13th Attorney General of Ghana
- In office 14 December 1988 – 1 April 1993
- President: Jerry John Rawlings
- Preceded by: George Emmanuel Kwesi Aikins
- Succeeded by: Anthony Forson

Secretary for Chieftaincy Affairs
- In office 1986–1988
- President: Jerry Rawlings

Secretary for Health
- In office 1984–1986
- President: Jerry Rawlings

Personal details
- Born: Emmanuel Kwesi Gyekye Tanoh 30 August 1925 Agona Nsaba, Ghana
- Education: Mfantsipim School; Achimota School;
- Alma mater: University of St. Andrews; University of London;
- Profession: Lawyer

= Emmanuel Gyekye Tanoh =

Ghanaian lawyer (born 1925)

Emmanuel Kwesi Gyekye Tanoh (born 30 August 1925) was a Ghanaian educationist, lawyer and politician. He was an Attorney General of Ghana, Minister for Health and Minister for Chieftaincy.

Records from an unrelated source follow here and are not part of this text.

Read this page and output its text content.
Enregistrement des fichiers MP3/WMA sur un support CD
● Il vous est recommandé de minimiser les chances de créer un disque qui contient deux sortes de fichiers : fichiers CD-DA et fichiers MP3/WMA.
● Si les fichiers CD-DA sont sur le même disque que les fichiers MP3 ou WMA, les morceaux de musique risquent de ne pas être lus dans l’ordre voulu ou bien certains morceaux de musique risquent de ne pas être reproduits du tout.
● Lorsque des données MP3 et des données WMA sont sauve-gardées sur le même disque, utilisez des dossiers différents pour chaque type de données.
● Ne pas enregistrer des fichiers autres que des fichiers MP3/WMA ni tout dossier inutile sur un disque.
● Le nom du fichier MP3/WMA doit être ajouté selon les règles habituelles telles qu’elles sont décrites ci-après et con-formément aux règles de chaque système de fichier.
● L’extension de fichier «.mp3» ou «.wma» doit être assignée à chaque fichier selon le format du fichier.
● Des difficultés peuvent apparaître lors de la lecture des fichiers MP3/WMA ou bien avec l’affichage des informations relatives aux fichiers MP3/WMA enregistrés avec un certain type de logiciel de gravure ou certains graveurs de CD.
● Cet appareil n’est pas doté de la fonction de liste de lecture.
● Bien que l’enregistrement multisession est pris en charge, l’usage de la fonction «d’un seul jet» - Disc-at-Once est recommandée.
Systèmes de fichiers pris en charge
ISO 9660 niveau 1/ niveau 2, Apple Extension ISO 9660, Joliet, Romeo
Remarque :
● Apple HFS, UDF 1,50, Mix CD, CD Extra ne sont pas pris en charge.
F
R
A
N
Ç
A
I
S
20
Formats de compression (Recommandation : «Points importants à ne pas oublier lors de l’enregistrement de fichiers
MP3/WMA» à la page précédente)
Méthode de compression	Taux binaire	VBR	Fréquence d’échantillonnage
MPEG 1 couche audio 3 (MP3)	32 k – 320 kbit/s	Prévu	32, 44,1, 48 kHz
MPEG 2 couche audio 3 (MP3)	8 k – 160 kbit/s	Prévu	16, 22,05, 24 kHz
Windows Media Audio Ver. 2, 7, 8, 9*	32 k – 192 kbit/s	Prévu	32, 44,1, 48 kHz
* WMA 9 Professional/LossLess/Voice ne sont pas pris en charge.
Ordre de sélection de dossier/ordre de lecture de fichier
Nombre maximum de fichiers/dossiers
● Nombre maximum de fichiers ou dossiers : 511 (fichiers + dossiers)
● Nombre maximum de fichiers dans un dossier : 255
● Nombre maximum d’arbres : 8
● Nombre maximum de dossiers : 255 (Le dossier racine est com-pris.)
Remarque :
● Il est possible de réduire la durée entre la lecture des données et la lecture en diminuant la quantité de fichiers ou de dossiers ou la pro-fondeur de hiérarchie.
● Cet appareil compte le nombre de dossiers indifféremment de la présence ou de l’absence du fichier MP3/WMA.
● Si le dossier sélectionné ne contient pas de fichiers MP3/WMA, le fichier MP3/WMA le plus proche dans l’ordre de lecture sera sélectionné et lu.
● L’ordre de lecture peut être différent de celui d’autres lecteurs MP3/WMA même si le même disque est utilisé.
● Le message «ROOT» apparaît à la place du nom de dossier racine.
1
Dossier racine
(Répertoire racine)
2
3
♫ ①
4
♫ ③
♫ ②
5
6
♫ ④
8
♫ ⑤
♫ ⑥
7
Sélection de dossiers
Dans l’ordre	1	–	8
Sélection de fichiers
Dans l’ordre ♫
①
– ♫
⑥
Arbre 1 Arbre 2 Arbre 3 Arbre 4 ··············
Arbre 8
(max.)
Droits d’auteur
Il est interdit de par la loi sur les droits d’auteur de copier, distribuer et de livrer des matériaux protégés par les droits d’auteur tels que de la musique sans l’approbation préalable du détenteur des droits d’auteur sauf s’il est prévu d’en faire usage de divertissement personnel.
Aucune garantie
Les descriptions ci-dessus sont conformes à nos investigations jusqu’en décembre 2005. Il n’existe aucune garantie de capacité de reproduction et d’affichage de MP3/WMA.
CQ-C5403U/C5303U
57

== Early life and education ==
Tanoh was born on 30 August 1925 at Agona Nsaba in the Central Region of Ghana. He had his early education at the Presbyterian Primary School at Agona Nsaba from 1931 to 1933 and at the Presbyterian Primary School at Agona Nyakrom from 1934 to 1936. From there, he proceeded to the Methodist Senior School at Agona Nyakrom in 1936. Tanoh had his secondary education at Mfantsipim School, where he studied from 1939 to 1944. In 1945, he enrolled at Achimota College for a two-year programme. In 1948, he was admitted to the University of St. Andrews for his undergraduate studies, graduating in 1951. He then continued at the University of London for his postgraduate teacher's certificate, which he was awarded in 1953. He began his legal studies in 1955 and was called to the English Bar in 1958.

== Career ==
Following his postgraduate studies at the University of London, he returned to Ghana in 1953 to join the teaching staff of Mfantsipim School and later the Takoradi Government Secondary School, while doubling as an education officer for the Ministry of Education from 1953 to 1955. After his legal studies, Tanoh worked as a lawyer from 1955 until his appointment as the Central Regional Minister in 1983. He served in that capacity until 1984 when he was appointed Secretary of Health. In 1986, he was appointed Secretary for Chieftaincy, and he served in that capacity until 1988, when he was appointed Attorney General and Minister for Justice. He worked in this capacity until 1993, when he was succeeded by Anthony Forson.

== Personal life ==
Tanoh was married to Alvira Ewurabena Amoonua Tanoh. Together, they had four children, including politician Goozie Tanoh. His hobbies included reading.